Capital Newspapers remains phenomenally lucrative -- at least $14.5 million in profit last year. The arrangement hammered out by Cap Times founder Bill Evjue a half-century ago put representatives from both the State Journal and Cap Times on equal footing.
That means no decision -- like killing the Cap Times as a daily print product and downsizing its staff -- can be made without the consent of both sides. And the Cap Times' side has historically resisted moves to take such steps, in fidelity to Evjue's clear wish that his paper go on.
That was enough to sustain the Cap Times for many years (the paper turned 90 last December) despite continually plunging circulation. The paper currently has about 60 editorial employees -- likely more than any 17,000-circulation daily newspaper in the U.S. But, in the end, the corporate desire to make a few more dollars by killing the paper won out.
Of course, that's not how Nichols looks at it. He sees the change, set to take place on April 30, as logical and even visionary. The Cap Times, he says, is the first daily paper in the nation to go digital. This reflects changes in how readers want their news, and ensures the paper's continued viability.
"I love the print thing," says Nichols. But he recognizes that readership habits are changing and says he'd rather have the paper stake a claim on the future than cling to the past. As he told WTDY, "It was just harder and harder to get people to go out and buy a daily newspaper when you can get content [for free] online."
Nichols says he doesn't know how many of his colleagues will lose their jobs -- his job, apparently, is not in jeopardy. He does expect the paper to make "offers of early retirement" to existing staff.
"There will still be a big staff," Nichols promises. How he knows this is not quite clear. The paper's front-page announcement to its readers about these developments is unspecific on this score, saying only, "The changes will result in a smaller workforce..., though the size of the change has not been finalized."
Paul Fanlund, who is now the publication's new editor, easing Dave Zweifel into emeritus status, did not immediately return a phone call. Neither did Zweifel.

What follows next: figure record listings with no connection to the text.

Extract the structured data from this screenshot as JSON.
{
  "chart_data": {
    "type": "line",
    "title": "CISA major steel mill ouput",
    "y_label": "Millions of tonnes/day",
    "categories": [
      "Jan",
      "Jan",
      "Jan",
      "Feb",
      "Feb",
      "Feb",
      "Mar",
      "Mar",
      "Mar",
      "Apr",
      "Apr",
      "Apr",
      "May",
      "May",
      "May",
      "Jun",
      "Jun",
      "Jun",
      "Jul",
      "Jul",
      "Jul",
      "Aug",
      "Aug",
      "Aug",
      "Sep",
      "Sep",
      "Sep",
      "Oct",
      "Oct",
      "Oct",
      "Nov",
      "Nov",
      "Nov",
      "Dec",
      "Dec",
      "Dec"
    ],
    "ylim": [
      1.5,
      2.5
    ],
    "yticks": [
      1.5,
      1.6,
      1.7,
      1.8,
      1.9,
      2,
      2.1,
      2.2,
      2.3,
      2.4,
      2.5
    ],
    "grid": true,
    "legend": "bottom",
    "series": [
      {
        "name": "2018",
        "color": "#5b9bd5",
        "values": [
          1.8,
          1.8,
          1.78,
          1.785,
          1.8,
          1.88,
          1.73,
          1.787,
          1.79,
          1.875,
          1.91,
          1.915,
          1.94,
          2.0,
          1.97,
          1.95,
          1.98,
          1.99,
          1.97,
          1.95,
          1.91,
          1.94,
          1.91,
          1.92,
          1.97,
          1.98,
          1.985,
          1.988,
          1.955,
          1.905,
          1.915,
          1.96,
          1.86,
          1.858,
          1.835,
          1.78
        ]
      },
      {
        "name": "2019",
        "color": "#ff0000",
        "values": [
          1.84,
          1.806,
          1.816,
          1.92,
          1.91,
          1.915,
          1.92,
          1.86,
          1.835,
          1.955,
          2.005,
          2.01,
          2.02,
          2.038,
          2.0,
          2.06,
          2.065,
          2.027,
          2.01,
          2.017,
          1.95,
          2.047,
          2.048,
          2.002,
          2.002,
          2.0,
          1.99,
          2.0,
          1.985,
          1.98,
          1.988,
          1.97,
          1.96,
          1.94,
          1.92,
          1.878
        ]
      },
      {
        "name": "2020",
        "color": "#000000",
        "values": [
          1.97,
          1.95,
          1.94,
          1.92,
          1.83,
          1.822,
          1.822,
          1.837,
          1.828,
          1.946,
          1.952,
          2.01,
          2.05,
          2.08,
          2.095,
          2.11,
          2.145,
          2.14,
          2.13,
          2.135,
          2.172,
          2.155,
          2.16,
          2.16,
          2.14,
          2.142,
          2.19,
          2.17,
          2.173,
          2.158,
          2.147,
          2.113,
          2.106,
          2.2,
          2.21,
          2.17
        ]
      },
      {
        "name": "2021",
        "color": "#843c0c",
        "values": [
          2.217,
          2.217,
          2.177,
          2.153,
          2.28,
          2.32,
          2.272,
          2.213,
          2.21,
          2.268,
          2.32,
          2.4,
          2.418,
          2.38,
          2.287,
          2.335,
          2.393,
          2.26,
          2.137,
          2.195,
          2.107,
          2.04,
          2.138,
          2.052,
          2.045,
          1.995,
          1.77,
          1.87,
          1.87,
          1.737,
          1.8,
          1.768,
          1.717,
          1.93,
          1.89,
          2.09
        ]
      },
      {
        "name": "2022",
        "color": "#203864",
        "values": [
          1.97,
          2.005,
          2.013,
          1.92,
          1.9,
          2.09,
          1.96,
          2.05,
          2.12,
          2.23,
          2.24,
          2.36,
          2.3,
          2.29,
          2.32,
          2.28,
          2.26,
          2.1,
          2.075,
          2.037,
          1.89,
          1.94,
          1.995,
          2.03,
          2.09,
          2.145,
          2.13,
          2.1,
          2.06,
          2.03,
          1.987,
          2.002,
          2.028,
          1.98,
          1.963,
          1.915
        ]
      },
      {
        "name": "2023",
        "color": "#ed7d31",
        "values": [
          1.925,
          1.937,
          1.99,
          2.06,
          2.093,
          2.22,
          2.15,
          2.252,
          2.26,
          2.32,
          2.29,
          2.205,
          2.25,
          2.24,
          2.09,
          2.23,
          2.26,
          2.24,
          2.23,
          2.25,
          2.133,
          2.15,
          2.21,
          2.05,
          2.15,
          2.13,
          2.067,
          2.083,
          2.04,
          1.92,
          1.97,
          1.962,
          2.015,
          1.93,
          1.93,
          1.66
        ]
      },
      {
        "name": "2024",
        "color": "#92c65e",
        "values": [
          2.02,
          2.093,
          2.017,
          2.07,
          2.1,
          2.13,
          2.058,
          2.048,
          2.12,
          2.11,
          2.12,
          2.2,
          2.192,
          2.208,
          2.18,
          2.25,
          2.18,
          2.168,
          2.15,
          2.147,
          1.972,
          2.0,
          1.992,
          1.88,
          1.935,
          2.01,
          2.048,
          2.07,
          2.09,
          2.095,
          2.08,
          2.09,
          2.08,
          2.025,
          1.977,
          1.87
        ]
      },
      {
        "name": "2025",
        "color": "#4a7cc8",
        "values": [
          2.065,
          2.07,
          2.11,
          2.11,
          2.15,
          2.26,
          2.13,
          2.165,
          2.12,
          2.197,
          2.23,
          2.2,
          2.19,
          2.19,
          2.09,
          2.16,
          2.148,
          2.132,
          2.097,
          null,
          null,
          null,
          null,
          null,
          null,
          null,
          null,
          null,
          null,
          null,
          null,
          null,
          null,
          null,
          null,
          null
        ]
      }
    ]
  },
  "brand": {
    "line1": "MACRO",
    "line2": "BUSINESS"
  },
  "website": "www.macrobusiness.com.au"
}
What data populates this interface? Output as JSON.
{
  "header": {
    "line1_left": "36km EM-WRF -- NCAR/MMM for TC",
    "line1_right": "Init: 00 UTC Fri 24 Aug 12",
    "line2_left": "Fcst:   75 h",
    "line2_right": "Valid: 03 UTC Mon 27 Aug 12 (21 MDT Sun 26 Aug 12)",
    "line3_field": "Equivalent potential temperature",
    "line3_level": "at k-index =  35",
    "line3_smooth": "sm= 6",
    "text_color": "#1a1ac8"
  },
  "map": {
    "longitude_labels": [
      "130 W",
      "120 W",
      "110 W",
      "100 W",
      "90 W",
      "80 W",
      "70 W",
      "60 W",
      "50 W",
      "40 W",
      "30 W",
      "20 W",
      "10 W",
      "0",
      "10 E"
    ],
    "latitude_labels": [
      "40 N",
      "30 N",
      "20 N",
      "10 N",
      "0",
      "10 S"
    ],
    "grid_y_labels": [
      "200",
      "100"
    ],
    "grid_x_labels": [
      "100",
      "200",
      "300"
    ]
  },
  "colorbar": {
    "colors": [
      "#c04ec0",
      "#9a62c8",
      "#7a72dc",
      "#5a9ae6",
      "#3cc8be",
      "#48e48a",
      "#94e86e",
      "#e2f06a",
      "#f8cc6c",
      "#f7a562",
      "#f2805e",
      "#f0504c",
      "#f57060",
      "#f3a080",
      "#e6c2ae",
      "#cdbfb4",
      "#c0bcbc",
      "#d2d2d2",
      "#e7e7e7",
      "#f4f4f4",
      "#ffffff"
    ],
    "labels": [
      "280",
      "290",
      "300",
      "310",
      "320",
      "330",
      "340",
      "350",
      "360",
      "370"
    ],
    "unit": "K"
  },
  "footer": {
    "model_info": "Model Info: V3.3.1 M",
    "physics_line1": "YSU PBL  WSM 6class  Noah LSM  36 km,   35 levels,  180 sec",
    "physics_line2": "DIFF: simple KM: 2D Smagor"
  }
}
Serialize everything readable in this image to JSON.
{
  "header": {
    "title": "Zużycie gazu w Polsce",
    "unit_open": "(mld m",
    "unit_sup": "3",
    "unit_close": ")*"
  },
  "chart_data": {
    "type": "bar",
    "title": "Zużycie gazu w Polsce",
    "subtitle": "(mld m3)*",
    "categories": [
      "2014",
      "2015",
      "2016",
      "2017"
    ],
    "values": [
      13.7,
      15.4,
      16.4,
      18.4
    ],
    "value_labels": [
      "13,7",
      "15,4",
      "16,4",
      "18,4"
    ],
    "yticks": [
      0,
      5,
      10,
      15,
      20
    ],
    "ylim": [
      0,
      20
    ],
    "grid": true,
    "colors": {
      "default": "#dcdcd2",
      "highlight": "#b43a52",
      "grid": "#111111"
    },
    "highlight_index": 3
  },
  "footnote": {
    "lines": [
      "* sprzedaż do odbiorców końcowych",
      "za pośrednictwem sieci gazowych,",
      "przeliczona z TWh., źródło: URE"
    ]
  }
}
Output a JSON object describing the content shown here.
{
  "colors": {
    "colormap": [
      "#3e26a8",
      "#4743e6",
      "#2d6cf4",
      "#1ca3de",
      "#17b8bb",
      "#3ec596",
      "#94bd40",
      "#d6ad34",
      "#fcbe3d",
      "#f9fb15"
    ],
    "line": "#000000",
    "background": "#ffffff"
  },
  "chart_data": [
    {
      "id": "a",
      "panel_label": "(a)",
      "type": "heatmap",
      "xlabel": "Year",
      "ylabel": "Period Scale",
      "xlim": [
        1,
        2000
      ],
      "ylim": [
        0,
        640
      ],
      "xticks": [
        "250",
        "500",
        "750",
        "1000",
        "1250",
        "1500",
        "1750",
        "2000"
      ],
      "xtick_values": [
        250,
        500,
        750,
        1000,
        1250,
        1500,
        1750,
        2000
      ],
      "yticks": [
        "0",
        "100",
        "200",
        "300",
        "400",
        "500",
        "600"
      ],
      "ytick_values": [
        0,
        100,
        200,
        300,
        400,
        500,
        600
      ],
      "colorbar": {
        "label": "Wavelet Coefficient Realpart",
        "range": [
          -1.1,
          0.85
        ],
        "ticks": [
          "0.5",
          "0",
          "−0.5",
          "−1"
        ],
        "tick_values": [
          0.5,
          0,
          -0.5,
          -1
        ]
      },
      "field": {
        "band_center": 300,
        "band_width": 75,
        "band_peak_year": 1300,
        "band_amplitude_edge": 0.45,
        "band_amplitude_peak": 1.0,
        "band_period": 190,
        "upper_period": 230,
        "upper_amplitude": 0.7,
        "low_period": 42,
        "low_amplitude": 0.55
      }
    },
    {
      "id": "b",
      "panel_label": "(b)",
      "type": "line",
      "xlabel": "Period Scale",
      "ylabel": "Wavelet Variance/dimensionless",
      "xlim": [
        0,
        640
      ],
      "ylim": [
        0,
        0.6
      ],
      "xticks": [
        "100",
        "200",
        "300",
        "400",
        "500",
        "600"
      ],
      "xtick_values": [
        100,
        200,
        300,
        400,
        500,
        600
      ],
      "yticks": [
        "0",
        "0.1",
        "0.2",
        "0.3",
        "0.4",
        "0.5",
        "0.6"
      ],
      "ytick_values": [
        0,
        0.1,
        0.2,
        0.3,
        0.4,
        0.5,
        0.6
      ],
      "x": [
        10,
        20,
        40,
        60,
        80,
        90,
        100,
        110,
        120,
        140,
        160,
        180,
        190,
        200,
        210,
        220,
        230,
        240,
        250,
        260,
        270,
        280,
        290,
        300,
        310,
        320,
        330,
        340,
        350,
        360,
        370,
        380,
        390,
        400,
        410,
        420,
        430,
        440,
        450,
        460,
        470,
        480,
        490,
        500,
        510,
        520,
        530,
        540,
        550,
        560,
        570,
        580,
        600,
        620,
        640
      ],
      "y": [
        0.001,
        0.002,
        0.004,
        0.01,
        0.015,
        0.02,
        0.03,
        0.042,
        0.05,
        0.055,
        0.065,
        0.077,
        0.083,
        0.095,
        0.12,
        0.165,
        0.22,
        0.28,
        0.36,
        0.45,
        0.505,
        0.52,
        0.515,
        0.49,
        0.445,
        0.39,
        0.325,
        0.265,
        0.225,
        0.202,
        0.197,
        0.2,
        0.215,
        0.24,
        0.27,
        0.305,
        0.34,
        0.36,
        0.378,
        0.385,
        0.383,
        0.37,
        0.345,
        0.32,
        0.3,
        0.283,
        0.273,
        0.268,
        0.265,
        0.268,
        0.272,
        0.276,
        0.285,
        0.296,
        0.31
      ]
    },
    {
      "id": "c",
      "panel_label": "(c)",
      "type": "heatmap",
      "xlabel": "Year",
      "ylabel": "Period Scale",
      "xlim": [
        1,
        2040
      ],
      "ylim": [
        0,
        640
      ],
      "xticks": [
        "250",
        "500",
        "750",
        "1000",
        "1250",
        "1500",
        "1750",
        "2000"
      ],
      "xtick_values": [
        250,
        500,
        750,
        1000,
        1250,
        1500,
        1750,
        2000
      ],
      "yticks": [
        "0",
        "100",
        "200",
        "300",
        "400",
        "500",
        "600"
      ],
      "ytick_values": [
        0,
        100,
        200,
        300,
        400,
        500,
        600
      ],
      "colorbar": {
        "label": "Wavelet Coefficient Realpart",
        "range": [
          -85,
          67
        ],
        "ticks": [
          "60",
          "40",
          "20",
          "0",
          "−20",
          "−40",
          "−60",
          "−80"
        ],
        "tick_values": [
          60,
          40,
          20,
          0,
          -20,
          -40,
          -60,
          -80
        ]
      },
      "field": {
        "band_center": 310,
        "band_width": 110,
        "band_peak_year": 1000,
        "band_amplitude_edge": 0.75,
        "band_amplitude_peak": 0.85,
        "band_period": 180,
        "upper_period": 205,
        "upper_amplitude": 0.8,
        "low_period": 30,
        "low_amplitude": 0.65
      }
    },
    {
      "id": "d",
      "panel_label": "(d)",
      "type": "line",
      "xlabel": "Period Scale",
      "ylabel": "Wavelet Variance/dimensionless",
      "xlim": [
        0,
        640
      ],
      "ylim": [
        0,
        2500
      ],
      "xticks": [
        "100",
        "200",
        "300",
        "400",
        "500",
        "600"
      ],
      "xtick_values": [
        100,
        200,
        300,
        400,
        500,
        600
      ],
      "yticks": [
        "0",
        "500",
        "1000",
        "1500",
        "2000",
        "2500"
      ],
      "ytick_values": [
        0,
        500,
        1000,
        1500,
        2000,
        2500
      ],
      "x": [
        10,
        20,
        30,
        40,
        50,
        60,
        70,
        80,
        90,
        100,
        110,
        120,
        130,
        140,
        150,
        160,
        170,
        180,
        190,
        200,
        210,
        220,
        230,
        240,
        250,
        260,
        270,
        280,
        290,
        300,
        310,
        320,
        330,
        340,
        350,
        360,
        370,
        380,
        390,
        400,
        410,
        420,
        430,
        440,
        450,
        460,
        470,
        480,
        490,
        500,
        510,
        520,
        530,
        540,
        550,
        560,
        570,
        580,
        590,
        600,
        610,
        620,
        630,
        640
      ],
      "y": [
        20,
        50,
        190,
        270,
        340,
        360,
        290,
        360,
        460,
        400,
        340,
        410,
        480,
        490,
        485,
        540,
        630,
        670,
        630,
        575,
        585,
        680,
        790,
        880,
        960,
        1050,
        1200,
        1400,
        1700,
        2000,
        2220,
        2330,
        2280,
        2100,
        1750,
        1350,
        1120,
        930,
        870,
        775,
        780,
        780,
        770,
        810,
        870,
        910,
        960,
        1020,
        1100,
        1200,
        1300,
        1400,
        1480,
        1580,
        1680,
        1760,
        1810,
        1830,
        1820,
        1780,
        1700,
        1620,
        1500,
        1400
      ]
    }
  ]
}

One more thing to ponder: Why is the Cap Times staking its future claim to viability on two weekly products -- one devoted to news and opinion, the other to arts and entertainment? Could it be that the corporate Powers That Be have decided to go after the sliver of ad revenue they don't already command by going head-to-head with Isthmus? Perhaps even put Isthmus out of business? Hmmm.
Nichols insists this never even occurred to him.
"It would be comic to think that anybody could put Isthmus out of business," he says. "My sense is that Isthmus is an institution, like the Cap Times."
Make that the soon-to-be-defunct Cap Times.